30年に帝国キネマ(間もなく新興キネマに改組)へ移籍している。翌31年に大原穣、33年からはジョウ・オハラに改名。35年、マキノトーキー製作所に移ったがすぐ新興に戻っている。42年の統合で大映東京撮影所所属となり、倒産まで在籍した。
戦時中は芸名を大原穣に戻しているが、これはおそらくディック・ミネやミス・コロムビアが改名させられたのと同様の理由であろう。戦後もしばらくそのまま名乗り続けていたが、1950年にジョー・オハラへ改名し、以後はこの芸名でほぼ定着してる。
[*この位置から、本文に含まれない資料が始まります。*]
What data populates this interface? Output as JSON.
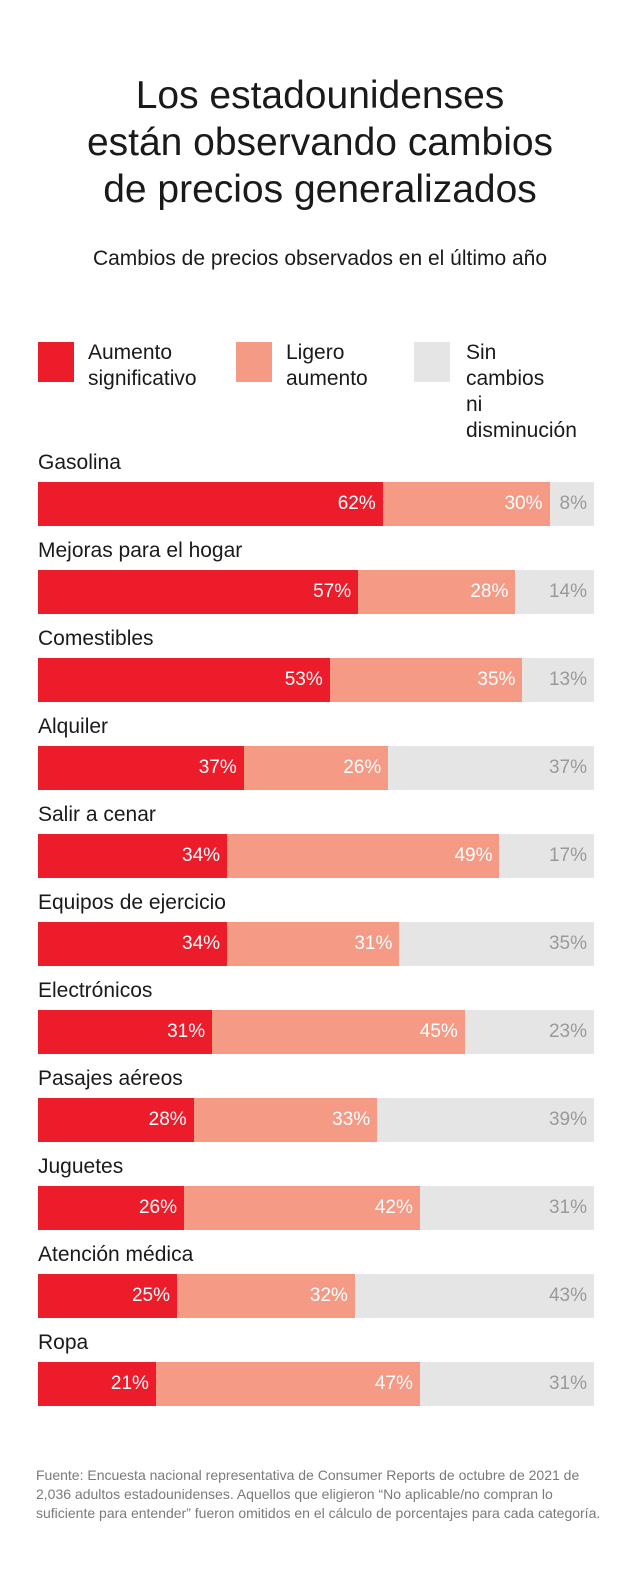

戦後だけに限ると映画データベース上には50本程度の出演データしかないが、それ以上にノンクレジットの出演が多かったはずである。大半の作品で台詞がなく、あっても一言か二言と言うエキストラ専門の典型的な大部屋俳優であった。
ガメラシリーズの常連でもあり、クレジットされているのは「ガメラ対バルゴン」(1966年)の老酋長役と「ガメラ対ギャオス」(1967年)のホテル・ハイランド支配人だけだが、ノンクレジットで「ガメラ対ジャイガー」(1970年)や「ガメラ対ジグラ」(1971年)にも対策本部のメンバーとして顔を出している。
大映倒産以降の活動記録はない。